My poor father. He gave up on teaching me to drive. It was just too perilous. Good God, I only drove the car into a river once! Oh, the shame, the ignominy of it all. Margaret, Hugh and Jan, all driving, fully licensed, on just about their fifteenth birthdays…I was to be in my twenties when Hugh, a teenager, told me he was sick to death of being my chauffeur and I could afford a car of my own and he would come and buy it with me and teach me to drive the bloody thing. He did.

Ivan had also been a musician. A good one, too. It’s hard not to be when you grow up in a Salvation Army family and you are trained on the cornet and trombone. In the 1930s he played the saxophone, at least semi-professionally, in a top Wellington dance band. The band’s vocalist was Daisy Basham, whose voice would be even more fully utilized in her later career as radio’s Aunt Daisy. Semi-professional was probably just about as far as you could go in those days of grey Depression. His music career lasted for a number of years, possibly until he married.

Probably, according to Mother, Ivan’s Salvationist days had ended with him being kicked out of the band at age fourteen when he had shoved his swimming togs down into his cornet or trombone or whatever in order to go for a quick swim after morning service.
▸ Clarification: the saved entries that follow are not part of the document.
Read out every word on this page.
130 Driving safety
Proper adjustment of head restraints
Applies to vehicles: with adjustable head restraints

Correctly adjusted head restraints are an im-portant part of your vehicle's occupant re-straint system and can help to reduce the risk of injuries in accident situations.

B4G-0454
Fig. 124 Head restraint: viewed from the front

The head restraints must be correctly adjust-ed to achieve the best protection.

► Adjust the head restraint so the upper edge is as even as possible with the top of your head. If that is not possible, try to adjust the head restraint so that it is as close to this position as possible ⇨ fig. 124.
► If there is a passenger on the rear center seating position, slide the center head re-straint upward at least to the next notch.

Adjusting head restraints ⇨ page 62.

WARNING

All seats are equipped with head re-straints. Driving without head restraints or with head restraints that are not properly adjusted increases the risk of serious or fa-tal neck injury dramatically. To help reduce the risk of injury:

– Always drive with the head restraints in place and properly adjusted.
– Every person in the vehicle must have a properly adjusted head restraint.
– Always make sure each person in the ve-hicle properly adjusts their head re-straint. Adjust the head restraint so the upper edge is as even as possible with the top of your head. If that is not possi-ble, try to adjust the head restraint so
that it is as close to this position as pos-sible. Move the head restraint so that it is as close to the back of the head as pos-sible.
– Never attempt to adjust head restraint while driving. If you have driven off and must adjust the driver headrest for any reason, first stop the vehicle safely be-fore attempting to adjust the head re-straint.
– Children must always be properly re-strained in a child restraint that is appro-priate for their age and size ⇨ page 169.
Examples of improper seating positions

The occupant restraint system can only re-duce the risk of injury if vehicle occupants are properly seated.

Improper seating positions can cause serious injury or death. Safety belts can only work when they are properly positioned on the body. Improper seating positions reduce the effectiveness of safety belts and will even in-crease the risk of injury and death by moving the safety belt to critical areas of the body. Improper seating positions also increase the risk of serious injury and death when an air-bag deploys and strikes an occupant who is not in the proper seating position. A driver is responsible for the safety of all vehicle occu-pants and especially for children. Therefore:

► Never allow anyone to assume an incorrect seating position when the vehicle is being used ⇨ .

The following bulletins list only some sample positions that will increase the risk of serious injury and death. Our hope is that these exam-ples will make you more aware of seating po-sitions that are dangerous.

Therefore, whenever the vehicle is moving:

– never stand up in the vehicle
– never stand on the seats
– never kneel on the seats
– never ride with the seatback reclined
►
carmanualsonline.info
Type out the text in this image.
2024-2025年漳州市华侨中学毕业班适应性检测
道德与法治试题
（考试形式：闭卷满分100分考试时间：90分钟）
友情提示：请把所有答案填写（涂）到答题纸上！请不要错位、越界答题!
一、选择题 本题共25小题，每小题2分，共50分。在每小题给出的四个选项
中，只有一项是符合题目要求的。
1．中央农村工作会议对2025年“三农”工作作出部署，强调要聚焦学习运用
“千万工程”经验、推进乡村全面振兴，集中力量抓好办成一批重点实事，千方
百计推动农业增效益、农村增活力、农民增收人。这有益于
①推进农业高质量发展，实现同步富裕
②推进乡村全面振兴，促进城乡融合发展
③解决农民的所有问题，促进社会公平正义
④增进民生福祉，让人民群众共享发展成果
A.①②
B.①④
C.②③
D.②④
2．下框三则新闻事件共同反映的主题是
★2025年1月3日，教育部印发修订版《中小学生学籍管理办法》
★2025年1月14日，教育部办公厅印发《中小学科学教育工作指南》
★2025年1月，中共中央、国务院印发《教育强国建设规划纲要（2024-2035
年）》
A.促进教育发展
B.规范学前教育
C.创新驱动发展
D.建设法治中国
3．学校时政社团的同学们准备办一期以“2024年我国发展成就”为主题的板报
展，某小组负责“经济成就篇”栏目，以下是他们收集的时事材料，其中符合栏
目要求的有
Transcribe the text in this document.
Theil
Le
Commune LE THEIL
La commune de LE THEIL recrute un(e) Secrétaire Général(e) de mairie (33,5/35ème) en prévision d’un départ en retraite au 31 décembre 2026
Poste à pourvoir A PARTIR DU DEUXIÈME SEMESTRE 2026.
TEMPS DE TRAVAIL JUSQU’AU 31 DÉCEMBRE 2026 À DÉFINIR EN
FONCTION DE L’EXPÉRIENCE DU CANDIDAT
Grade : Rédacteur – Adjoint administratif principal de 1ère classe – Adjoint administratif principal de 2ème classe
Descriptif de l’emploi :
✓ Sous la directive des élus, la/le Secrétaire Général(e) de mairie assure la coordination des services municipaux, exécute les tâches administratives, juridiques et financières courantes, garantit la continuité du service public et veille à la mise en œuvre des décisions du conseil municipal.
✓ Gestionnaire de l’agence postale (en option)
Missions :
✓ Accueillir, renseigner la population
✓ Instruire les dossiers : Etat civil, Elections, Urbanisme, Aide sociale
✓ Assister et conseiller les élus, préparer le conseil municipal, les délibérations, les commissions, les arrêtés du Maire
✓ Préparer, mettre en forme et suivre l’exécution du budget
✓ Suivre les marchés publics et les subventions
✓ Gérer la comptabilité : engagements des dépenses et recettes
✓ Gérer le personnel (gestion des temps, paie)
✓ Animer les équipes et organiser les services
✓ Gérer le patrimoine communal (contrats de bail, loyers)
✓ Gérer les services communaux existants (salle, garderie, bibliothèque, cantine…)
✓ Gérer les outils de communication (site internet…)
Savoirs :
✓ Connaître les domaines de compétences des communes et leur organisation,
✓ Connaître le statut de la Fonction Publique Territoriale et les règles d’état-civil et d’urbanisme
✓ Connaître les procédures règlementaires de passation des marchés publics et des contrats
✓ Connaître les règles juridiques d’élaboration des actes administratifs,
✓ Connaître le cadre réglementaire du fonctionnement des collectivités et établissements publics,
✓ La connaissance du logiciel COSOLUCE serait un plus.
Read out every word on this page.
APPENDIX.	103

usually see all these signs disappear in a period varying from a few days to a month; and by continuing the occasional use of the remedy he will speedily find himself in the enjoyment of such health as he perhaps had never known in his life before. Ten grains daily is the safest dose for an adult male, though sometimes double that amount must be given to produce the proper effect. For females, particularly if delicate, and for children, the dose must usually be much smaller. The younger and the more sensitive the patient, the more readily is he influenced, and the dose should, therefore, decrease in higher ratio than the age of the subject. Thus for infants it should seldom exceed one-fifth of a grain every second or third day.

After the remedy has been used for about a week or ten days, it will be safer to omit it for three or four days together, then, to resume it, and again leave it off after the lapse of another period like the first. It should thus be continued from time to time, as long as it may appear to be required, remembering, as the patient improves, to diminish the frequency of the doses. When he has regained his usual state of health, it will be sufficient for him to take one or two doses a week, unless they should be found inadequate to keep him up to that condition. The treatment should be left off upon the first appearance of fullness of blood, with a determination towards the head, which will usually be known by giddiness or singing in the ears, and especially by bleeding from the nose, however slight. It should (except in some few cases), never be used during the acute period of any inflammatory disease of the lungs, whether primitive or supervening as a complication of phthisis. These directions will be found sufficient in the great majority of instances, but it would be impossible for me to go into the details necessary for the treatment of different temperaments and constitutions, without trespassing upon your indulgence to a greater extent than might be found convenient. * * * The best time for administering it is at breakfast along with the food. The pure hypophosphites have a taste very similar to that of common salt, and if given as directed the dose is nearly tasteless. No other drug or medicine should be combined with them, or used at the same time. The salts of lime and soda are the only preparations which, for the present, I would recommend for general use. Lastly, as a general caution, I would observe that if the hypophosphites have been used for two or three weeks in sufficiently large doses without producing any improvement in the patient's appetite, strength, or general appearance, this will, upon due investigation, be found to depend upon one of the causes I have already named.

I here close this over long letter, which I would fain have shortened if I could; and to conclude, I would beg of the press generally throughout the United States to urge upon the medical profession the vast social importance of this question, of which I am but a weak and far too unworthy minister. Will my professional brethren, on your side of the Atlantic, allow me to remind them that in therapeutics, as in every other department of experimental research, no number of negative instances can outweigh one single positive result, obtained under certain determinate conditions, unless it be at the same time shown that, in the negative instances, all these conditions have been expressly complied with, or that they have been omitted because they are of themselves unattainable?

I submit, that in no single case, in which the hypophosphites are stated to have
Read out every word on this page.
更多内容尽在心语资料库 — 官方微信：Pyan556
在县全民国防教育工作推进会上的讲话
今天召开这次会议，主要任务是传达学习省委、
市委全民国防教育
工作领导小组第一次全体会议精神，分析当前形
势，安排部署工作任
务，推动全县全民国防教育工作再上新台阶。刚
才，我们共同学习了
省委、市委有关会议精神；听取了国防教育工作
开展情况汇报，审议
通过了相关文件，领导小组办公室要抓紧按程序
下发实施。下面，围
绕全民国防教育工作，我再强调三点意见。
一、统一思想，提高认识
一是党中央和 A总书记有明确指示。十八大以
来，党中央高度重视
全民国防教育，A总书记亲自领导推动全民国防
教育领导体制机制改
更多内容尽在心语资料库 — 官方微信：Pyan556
He had forgotten they were there and, as he tootled into the opening bars of ‘Onward Christian Soldiers’, out they shot. Now it is certainly easy to pick holes in this one. Firstly, your 1920s togs, even for boys, were not as skimpy as latter-day Speedos. You would probably need a bassoon to accommodate them rather than a cornet, and on top of all that you would need lungs as big as an elephant’s in order to expel the obstruction.

No. I think he simply parted company with the Army. He was certainly not anti-religious, nor irreligious; that would have been difficult given both his own background, and then my mother’s wide-ranging forays into faith. But it wasn’t for him. He told me, well before he died, that he wanted no religious service for his funeral. His wishes were respected.

Around the time of my father’s death in 1987, I wrote two novels. Both succeeded, and exceeded my expectations for them. By this stage in my writing career I didn’t feel too self-conscious placing the word ‘writer’ in any little box where I needed to list my occupation.

I had worked out very early on, before I gave up teaching, that in order to survive financially from my writing, I needed two things: a mortgage-free house and to be prolific in my output of books.